Beyond this story, the narratives begin to take on an increasingly playful, experimental form in style and content. An especially affecting piece is Cold. Narrated from an internalized second person perspective, this short story takes us inside the troubled mind of Bob Cole, the composer, playwright and producer who co-created, with Billy Johnson, A Trip to Coontown in 1898, the first musical owned entirely by black showmen. It is now 1911, and the voice in his head taunts him, catalogs his losses, his failures, driving his desperate decision to take his life before the day is out. . .

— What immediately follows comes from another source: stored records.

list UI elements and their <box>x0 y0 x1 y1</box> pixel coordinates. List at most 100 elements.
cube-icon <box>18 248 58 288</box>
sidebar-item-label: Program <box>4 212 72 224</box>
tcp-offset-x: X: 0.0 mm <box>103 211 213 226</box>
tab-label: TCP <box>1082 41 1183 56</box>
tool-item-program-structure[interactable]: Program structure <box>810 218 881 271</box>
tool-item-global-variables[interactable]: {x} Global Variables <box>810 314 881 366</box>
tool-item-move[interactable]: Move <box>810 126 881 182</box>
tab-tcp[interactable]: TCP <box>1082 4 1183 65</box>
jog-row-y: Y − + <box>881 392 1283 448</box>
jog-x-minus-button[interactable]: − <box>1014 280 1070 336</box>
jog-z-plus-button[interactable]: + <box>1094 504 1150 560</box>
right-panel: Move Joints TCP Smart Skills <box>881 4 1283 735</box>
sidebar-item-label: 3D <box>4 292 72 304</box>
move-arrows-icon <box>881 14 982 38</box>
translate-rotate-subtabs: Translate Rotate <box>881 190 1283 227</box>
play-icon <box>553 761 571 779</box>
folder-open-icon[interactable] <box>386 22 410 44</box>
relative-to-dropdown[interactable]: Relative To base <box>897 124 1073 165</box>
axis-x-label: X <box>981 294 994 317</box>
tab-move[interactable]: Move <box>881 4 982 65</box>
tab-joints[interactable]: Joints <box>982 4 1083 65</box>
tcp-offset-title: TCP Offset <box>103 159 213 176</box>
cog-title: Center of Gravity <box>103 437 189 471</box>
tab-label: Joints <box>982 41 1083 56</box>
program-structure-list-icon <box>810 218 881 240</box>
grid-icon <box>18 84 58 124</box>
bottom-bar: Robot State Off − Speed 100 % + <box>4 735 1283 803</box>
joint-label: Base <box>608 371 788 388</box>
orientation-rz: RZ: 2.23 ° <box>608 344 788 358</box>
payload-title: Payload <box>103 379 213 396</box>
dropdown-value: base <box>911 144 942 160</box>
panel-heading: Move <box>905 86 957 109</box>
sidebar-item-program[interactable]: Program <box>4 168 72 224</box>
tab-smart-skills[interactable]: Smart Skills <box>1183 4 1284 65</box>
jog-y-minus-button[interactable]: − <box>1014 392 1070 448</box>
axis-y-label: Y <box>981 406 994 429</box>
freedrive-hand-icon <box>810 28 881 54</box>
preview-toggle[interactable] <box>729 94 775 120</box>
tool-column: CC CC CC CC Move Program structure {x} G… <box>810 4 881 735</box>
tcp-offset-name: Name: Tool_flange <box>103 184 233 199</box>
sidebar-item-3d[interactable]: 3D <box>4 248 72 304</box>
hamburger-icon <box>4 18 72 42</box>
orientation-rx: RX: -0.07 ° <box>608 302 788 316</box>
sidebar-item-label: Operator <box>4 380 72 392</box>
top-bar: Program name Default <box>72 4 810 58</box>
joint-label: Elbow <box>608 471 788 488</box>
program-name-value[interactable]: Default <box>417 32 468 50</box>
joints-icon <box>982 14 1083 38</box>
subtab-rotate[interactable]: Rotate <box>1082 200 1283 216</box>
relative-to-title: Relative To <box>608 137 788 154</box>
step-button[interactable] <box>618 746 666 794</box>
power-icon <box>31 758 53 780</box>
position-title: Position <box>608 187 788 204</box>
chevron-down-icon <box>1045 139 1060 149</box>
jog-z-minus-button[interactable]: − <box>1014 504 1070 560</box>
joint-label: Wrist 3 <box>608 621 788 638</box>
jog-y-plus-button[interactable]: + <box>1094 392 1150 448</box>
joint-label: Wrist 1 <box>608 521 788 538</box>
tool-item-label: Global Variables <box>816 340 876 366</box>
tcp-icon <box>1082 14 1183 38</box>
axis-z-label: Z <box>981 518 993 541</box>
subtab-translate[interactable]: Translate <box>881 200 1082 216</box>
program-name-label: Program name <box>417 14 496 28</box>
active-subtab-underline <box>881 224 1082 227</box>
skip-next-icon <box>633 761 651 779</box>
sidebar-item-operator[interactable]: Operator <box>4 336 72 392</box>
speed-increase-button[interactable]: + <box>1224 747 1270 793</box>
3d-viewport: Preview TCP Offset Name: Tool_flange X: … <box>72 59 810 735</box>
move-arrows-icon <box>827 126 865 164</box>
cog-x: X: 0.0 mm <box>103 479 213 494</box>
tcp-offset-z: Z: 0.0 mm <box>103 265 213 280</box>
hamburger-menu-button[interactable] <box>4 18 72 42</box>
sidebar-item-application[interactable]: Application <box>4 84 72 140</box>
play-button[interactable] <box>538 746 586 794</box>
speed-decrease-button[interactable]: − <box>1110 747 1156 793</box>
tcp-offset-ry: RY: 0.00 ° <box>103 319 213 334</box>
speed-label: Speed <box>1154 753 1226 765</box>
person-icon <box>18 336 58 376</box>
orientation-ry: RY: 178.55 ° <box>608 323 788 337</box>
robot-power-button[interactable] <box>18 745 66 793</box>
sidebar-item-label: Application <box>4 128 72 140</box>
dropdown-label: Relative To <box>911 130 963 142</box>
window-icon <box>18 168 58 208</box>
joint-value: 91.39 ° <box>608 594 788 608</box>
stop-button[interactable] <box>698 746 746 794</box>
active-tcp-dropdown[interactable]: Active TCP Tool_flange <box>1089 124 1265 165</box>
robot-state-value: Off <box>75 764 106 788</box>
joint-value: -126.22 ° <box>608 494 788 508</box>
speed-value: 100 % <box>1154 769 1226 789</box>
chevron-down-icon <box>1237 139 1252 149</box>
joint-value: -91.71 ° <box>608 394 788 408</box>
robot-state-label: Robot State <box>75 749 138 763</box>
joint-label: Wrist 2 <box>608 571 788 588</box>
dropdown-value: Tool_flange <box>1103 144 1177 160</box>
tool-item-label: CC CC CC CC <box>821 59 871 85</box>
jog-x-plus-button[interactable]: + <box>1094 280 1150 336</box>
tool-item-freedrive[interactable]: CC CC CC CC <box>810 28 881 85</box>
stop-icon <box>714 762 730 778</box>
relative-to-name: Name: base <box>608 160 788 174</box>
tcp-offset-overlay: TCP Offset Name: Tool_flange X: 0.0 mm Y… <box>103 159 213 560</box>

For the last month or two, or five, has it been a year—why can you not remember?—these newest melodies you cannot flush from your head, like a player piano with an endless roll scrolling to infinity. Songs have always come, one by one or in pairs, dozens, you set them down, to paper, to poetry, like when you set the melody of the spiritual Rosamond was whistling as you walked up Broadway and in your head and later on musical paper clothed it in new robes. Then somewhere along the way after the first terrible blues struck you tried to hum a new tune, conjure one, you thought it was just exhaustion, your mind too tired to refresh itself as it always had, that’s why the old ones wouldn’t go away.

The pieces I have briefly touched on just graze the surface of this book. Its relatively short length can be deceiving. Counternarratives offers a demanding, immersive reading experience. It is, at the same time, compulsively engaging and deeply satisfying. I heard reverent talk of it long before I finally picked up my own copy earlier this year and I can fully understand the respect it has garnered even I find myself at a loss to do it justice. Bold and expansive, this is a haunting, unsettling, important work.

Counternarratives by John Keene is published by New Directions in North America and by Fitzcarraldo in the UK.